The Federal Trade Commission announced Thursday a complaint against defendants who are using fake websites (with real product names in the web address) and real product images and logos of well-known brands like Clorox and Lysol — all to make people think they’re buying products from the companies' official websites.

The FTC said that none of the sites are owned by, affiliated with, or authorized by the companies that make Clorox and Lysol, and that none of the people who paid for cleaning and disinfecting products from these sites got what they ordered.

The FTC is working to shut down the sites, stop the defendants from setting up future sites, and help people protect themselves against these kinds of scams.

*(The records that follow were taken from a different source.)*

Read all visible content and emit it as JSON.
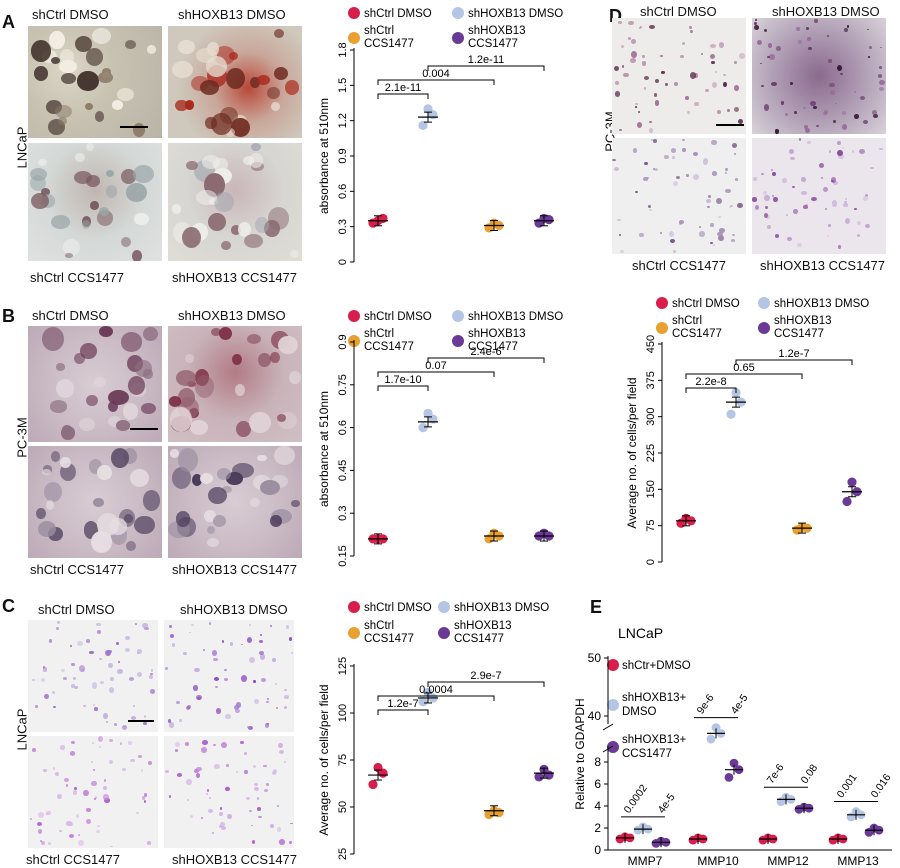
{
  "panels": {
    "A": "A",
    "B": "B",
    "C": "C",
    "D": "D",
    "E": "E"
  },
  "cell_lines": {
    "A": "LNCaP",
    "B": "PC-3M",
    "C": "LNCaP",
    "D": "PC-3M"
  },
  "photo_labels": {
    "ctrl_dmso": "shCtrl DMSO",
    "hox_dmso": "shHOXB13 DMSO",
    "ctrl_ccs": "shCtrl CCS1477",
    "hox_ccs": "shHOXB13 CCS1477"
  },
  "legend": {
    "ctrl_dmso": "shCtrl DMSO",
    "hox_dmso": "shHOXB13 DMSO",
    "ctrl_ccs_1": "shCtrl",
    "ctrl_ccs_2": "CCS1477",
    "hox_ccs_1": "shHOXB13",
    "hox_ccs_2": "CCS1477"
  },
  "legend_e": {
    "g1": "shCtr+DMSO",
    "g2a": "shHOXB13+",
    "g2b": "DMSO",
    "g3a": "shHOXB13+",
    "g3b": "CCS1477"
  },
  "colors": {
    "ctrl_dmso": "#d81e4a",
    "hox_dmso": "#b4c6e4",
    "ctrl_ccs": "#e8a030",
    "hox_ccs": "#6a3a96"
  },
  "chart_data": [
    {
      "id": "A",
      "type": "scatter",
      "ylabel": "absorbance at 510nm",
      "ylim": [
        0,
        1.8
      ],
      "ticks": [
        "0",
        "0.3",
        "0.6",
        "0.9",
        "1.2",
        "1.5",
        "1.8"
      ],
      "groups": [
        "shCtrl DMSO",
        "shHOXB13 DMSO",
        "shCtrl CCS1477",
        "shHOXB13 CCS1477"
      ],
      "means": [
        0.35,
        1.23,
        0.31,
        0.35
      ],
      "points": [
        [
          0.33,
          0.37,
          0.35
        ],
        [
          1.16,
          1.25,
          1.3
        ],
        [
          0.29,
          0.31,
          0.33
        ],
        [
          0.33,
          0.36,
          0.37
        ]
      ],
      "pvalues": [
        "2.1e-11",
        "0.004",
        "1.2e-11"
      ]
    },
    {
      "id": "B",
      "type": "scatter",
      "ylabel": "absorbance at 510nm",
      "ylim": [
        0.15,
        0.9
      ],
      "ticks": [
        "0.15",
        "0.3",
        "0.45",
        "0.6",
        "0.75",
        "0.9"
      ],
      "groups": [
        "shCtrl DMSO",
        "shHOXB13 DMSO",
        "shCtrl CCS1477",
        "shHOXB13 CCS1477"
      ],
      "means": [
        0.21,
        0.62,
        0.22,
        0.22
      ],
      "points": [
        [
          0.21,
          0.21,
          0.21
        ],
        [
          0.6,
          0.63,
          0.65
        ],
        [
          0.21,
          0.22,
          0.23
        ],
        [
          0.22,
          0.22,
          0.23
        ]
      ],
      "pvalues": [
        "1.7e-10",
        "0.07",
        "2.4e-6"
      ]
    },
    {
      "id": "C",
      "type": "scatter",
      "ylabel": "Average no. of cells/per field",
      "ylim": [
        25,
        125
      ],
      "ticks": [
        "25",
        "50",
        "75",
        "100",
        "125"
      ],
      "groups": [
        "shCtrl DMSO",
        "shHOXB13 DMSO",
        "shCtrl CCS1477",
        "shHOXB13 CCS1477"
      ],
      "means": [
        67,
        108,
        48,
        68
      ],
      "points": [
        [
          62,
          68,
          71
        ],
        [
          106,
          108,
          111
        ],
        [
          46,
          47,
          48
        ],
        [
          66,
          67,
          70
        ]
      ],
      "pvalues": [
        "1.2e-7",
        "0.0004",
        "2.9e-7"
      ]
    },
    {
      "id": "D",
      "type": "scatter",
      "ylabel": "Average no. of cells/per field",
      "ylim": [
        0,
        450
      ],
      "ticks": [
        "0",
        "75",
        "150",
        "225",
        "300",
        "375",
        "450"
      ],
      "groups": [
        "shCtrl DMSO",
        "shHOXB13 DMSO",
        "shCtrl CCS1477",
        "shHOXB13 CCS1477"
      ],
      "means": [
        85,
        330,
        70,
        145
      ],
      "points": [
        [
          80,
          85,
          90
        ],
        [
          305,
          330,
          350
        ],
        [
          66,
          70,
          72
        ],
        [
          125,
          145,
          165
        ]
      ],
      "pvalues": [
        "2.2e-8",
        "0.65",
        "1.2e-7"
      ]
    },
    {
      "id": "E",
      "type": "scatter",
      "title": "LNCaP",
      "ylabel": "Relative to GDAPDH",
      "lower_ticks": [
        "0",
        "2",
        "4",
        "6",
        "8"
      ],
      "upper_ticks": [
        "40",
        "50"
      ],
      "categories": [
        "MMP7",
        "MMP10",
        "MMP12",
        "MMP13"
      ],
      "groups": [
        "shCtr+DMSO",
        "shHOXB13+DMSO",
        "shHOXB13+CCS1477"
      ],
      "means": [
        [
          1.1,
          1.9,
          0.7
        ],
        [
          1.0,
          37,
          7.3
        ],
        [
          1.0,
          4.6,
          3.8
        ],
        [
          1.0,
          3.2,
          1.8
        ]
      ],
      "points": [
        [
          [
            1.0,
            1.1,
            1.2
          ],
          [
            1.8,
            1.9,
            2.1
          ],
          [
            0.6,
            0.7,
            0.8
          ]
        ],
        [
          [
            0.9,
            1.0,
            1.1
          ],
          [
            36,
            37,
            38
          ],
          [
            6.6,
            7.3,
            7.9
          ]
        ],
        [
          [
            0.9,
            1.0,
            1.1
          ],
          [
            4.4,
            4.6,
            4.8
          ],
          [
            3.7,
            3.8,
            3.9
          ]
        ],
        [
          [
            0.9,
            1.0,
            1.1
          ],
          [
            3.0,
            3.2,
            3.5
          ],
          [
            1.6,
            1.8,
            2.0
          ]
        ]
      ],
      "pvalues": [
        [
          "0.0002",
          "4e-5"
        ],
        [
          "9e-6",
          "4e-5"
        ],
        [
          "7e-6",
          "0.08"
        ],
        [
          "0.001",
          "0.016"
        ]
      ]
    }
  ]
}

Before you order from an unfamiliar online store, consider these tips to help avoid a scam:

  • When trying to find items that you know are in high demand and short supply -- like cleaning supplies or PPE in the middle of a pandemic -- you need to be extra careful when buying online, especially if the seller is offering items that are generally out of stock elsewhere.
  • Look at the terms of the sale. Calculate the total price, including taxes, shipping, and handling. Find out when you can expect your delivery. If you have to return the item, can you get a refund? Who pays for return shipping? Is there a restocking fee?
  • Pay by credit card. You’ll get protections under federal law, so you don’t have to pay for merchandise you ordered but didn’t get.
  • If you have a problem with an online purchase, try to work it out with the seller, but remember: you have the right to reverse an unauthorized or fraudulent charge directly with your credit card issuer by filing a chargeback dispute. And if you suspect a scam, let the FTC know at ReportFraud.ftc.gov.